Ma cosa ci guadagna la Rivoluzione nel sovvertire il Diritto
naturale? La risposta/spiegazione non può che essere “religiosa”: chi, al
vertice, organizza il disordine nel mondo, non ha guadagno “materiale” o in
moneta sonante. Il suo è soltanto “guadagno”
“spirituale” e “metafisico”; esso non consiste nella liberazione delle
persone in difficoltà (tale “liberazione” è una favola per ingenui: a costui
non ha mai importato nulla del “dolore” vero del prossimo!) a lui basta la
soddisfazione superba, diabolica, prometeica di contrastare il disegno di Dio;
però succede che, non potendo aggredire Dio, puro spirito che non vede e non
tocca, si rifà sulle sue creature e, soprattutto, sull’uomo che ne è immagine
privilegiata: in passato, a tal proposito si usavano parole come “mysterium
iniquitatis”; ora, però, il vocabolo “inìquitas”, troppo duro (in latino poi!)
è passato di moda, ma il “mistero del male” resta tutto intero e chiede
comunque un tentativo di spiegazione. So che l’argomento diventa “difficile”
anche per molti buoni fratelli non più abituati a simili discorsi; sicuramente
fa sorridere gli intellettuali boriosi; ridono in molti soprattutto se
politici, oscuri esecutori di ordini calati dall’alto. Io invece immagino che i
loro “superiori”, assisi nei sinedri delle logge, non ridano affatto; costoro,
anzi, credono in Dio (anche il Diavolo ci crede, e come!) ma Lo odiano insieme
al suo Disegno, al suo Vangelo, alla sua Religione, alla sua Chiesa Cattolica
e, in definitiva, all’uomo stesso.
Pertanto, se c’è
qualche volenteroso che voglia opporsi alla Rivoluzione, non deve far altro che
“il contrario della Rivoluzione” come
diceva Joseph De Maistre ai primi dell’800, cominciando a contrastare le
tendenze disordinate del proprio cuore: è un esercizio spirituale di cui, data
la “materia” montante delle “maggioranze” nel mondo molle di oggi, diviene
difficile perfino parlare con gli amici. Tuttavia questo è il solo modo per
l’inizio di un cambio di rotta: le impreviste, bellissime insorgenze di popolo
in occasione del referendum sulla “legge 40” (12/13-VI-2005) voluto dalle forze
anticattoliche e da queste perso rovinosamente e il “dies familiae” (15-V-2007)

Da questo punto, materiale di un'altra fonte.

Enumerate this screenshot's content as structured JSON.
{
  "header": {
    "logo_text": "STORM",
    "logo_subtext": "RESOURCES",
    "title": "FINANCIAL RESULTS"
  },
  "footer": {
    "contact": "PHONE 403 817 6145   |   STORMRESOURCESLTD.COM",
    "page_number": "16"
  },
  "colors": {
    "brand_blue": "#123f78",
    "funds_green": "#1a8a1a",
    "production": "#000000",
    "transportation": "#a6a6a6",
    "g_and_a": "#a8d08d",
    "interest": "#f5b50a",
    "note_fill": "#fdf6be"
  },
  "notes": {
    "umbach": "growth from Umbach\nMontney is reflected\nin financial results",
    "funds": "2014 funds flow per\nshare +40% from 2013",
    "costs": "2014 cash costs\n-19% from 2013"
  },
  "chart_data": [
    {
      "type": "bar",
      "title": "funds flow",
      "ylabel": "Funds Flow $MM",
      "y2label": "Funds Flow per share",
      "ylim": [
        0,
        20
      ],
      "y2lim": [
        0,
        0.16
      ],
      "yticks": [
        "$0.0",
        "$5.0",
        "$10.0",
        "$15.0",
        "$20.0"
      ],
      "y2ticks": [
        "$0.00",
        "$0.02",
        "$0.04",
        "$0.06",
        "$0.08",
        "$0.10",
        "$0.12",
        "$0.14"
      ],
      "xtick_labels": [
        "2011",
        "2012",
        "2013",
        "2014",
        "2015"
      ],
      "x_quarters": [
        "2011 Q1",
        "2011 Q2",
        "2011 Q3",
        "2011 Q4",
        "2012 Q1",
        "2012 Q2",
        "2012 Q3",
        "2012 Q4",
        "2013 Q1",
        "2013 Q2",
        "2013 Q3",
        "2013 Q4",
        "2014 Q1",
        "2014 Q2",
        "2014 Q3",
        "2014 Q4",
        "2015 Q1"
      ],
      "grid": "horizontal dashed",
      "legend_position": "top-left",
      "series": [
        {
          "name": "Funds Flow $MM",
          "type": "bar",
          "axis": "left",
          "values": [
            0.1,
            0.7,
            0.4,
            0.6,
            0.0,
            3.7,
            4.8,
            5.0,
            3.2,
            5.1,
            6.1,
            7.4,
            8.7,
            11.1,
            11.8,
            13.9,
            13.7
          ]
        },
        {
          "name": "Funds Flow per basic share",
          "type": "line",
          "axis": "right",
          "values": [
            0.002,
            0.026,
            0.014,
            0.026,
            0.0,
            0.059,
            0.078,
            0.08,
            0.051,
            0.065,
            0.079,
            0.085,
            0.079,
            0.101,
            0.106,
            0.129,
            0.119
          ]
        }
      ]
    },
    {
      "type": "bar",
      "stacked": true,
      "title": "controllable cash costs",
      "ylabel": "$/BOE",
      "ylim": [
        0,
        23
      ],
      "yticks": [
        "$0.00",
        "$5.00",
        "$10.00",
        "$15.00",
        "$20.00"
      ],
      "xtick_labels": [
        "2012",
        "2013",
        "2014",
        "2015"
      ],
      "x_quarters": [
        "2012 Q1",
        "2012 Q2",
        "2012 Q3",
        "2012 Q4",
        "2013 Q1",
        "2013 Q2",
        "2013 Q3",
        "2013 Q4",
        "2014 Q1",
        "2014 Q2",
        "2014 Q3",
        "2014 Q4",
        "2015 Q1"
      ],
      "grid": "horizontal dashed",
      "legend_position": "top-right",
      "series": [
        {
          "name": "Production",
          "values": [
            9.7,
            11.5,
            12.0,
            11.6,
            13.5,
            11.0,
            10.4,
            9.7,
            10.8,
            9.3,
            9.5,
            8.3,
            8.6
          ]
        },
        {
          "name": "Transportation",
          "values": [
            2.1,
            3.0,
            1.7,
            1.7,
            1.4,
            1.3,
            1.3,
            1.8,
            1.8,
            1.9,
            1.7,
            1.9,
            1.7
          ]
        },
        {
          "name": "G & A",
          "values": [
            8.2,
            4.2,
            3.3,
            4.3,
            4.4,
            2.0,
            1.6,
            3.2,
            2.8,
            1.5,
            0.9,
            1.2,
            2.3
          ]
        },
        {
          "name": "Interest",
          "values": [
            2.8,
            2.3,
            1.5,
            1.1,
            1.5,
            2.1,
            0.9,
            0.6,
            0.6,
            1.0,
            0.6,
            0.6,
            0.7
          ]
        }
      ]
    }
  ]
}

che vide a Roma presso la Basilica di San Giovanni due milioni di persone, sono
segnali di un tale possibile “cambio”, ma possono venire solo dopo una
“metanoia” spirituale e personale.
Ricordo, qui di passaggio, che nel grandioso raduno di Roma,
Matteo Renzi disse: “non c’è bisogno di essere cattolici per difendere la
famiglia”; ma oggi, forse ha cambiato idea e, stando ad “Avvenire” (3-V-2015),
avrebbe dichiarato: “Il divorzio breve è
legge. Un altro impegno mantenuto. Avanti, è la volta buona”. Spero che ciò non
sia vero ché, altrimenti, quando il giovine cattolico Renzi, manderà anche a me
la classica letterina elettorale con “Caro amico…” saprò cosa fare!